Last Thursday, 6th August, Elizabeth Brooks’ second novel The Whispering House was published in hardback and ebook by Doubleday. The Whispering House is a taut and atmospheric about a young woman’s grief, her search for answers and the beguiling but crumbling house that she feels drawn to. Elizabeth has written a frank and beautiful opinion piece for BookBrunch about the The Whispering House and the often complicated answer to the question, “Where did you get the inspiration for your novel?”. You can read her piece here.

Freya Lyell is struggling to move on from her sister Stella’s suicide five years ago. Visiting the bewitching Byrne Hall, only a few miles from the scene of the tragedy, she discovers a portrait of Stella – a portrait she had no idea existed, in a house Stella never set foot in. Or so she thought.

Driven to find out more about her sister’s secrets, Freya is drawn into the world of Byrne Hall and its owners: charismatic artist Cory and his sinister, watchful mother. But as Freya’s relationship with Cory crosses the line into obsession, the darkness behind the locked doors of Byrne Hall threatens to spill out.

Elizabeth Brooks grew up in a book-loving, story-telling family in Chester. Ever since visiting Haworth Parsonage at the age of 13 she has wanted to be a novelist, and has written numerous opening paragraphs in her time (ruining many a pristine notebook in the process).

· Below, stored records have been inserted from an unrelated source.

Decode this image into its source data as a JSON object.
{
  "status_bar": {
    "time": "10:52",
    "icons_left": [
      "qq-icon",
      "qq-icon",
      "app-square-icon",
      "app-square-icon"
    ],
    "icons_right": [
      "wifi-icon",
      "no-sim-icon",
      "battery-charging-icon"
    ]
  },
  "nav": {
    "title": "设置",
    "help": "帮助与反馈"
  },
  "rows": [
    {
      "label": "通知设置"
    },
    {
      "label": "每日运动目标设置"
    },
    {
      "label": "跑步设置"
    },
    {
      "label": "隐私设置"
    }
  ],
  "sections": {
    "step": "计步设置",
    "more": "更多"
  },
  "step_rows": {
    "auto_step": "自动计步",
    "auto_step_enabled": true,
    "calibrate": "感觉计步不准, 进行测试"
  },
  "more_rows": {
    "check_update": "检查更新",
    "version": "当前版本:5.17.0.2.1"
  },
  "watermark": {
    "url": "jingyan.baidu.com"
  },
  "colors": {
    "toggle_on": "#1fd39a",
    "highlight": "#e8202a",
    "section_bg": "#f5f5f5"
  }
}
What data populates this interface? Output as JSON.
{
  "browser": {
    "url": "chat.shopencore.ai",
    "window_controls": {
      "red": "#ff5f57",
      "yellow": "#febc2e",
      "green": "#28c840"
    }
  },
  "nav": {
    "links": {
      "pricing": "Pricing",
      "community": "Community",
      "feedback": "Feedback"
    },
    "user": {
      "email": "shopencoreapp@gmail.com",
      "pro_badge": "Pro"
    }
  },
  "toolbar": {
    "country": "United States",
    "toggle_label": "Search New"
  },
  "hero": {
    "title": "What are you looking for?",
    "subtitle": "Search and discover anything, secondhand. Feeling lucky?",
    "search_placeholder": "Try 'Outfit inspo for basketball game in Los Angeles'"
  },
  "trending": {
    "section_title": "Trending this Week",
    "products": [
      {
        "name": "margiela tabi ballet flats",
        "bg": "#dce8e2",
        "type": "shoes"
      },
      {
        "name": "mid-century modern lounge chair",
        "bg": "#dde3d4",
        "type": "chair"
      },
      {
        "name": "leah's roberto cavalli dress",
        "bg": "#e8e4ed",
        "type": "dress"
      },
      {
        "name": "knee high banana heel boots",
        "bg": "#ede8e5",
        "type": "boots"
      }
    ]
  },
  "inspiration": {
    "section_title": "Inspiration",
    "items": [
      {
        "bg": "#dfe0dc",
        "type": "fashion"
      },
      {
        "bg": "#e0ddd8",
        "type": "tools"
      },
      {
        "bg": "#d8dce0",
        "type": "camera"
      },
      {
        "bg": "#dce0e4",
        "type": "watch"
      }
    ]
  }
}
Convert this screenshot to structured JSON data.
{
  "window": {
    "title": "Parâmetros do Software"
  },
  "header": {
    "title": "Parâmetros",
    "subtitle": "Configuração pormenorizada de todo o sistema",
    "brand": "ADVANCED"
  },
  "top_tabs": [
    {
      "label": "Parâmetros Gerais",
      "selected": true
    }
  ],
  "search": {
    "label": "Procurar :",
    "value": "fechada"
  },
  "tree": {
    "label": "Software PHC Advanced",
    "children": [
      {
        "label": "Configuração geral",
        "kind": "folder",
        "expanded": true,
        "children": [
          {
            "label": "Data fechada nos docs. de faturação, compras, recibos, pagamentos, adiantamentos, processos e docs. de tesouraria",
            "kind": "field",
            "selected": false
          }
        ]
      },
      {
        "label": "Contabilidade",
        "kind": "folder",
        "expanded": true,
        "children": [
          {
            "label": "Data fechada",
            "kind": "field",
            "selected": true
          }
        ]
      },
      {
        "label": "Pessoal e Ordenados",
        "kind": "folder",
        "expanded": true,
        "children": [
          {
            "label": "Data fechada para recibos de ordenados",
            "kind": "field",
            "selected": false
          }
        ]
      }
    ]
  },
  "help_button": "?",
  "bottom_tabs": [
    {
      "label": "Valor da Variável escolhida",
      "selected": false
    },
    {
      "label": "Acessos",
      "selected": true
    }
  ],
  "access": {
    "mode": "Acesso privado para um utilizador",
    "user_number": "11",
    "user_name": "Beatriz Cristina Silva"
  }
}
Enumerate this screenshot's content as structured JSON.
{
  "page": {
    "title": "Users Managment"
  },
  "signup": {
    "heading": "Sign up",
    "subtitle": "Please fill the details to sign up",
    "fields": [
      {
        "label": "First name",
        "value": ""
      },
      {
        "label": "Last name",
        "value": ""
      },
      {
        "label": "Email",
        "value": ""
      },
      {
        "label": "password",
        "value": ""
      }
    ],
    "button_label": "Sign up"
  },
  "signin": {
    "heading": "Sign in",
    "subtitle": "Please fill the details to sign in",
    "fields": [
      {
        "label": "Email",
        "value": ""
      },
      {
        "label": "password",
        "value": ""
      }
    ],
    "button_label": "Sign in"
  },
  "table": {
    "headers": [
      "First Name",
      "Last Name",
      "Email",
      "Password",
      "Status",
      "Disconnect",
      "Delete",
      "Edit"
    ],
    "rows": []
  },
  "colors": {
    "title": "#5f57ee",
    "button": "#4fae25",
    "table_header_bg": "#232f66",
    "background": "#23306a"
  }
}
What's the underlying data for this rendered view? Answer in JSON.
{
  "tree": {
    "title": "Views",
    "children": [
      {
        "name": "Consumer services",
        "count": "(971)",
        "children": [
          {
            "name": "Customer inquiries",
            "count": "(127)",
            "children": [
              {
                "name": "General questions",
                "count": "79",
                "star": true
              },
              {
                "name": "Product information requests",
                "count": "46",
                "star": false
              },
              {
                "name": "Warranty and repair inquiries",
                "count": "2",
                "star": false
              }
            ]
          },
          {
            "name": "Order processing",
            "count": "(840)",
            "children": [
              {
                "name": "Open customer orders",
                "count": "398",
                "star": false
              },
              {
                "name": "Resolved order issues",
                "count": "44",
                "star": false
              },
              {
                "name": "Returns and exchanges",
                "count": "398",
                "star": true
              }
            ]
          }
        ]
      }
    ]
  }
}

Between 1998 and 2001 she read Classics at Newnham College, Cambridge. On graduating, she married and moved to the Isle of Man, where she still lives with her husband and two children. Over the years she has plugged away at her writing, finally managing to get beyond the first few hundred words in order to complete her first novel Call of the Curlew.

Her hobbies include painting, playing the violin (lurking at the back of the second violins in the Isle of Man Symphony Orchestra and miming the difficult bits) and most of all reading – preferably novels with a hint of the gothic.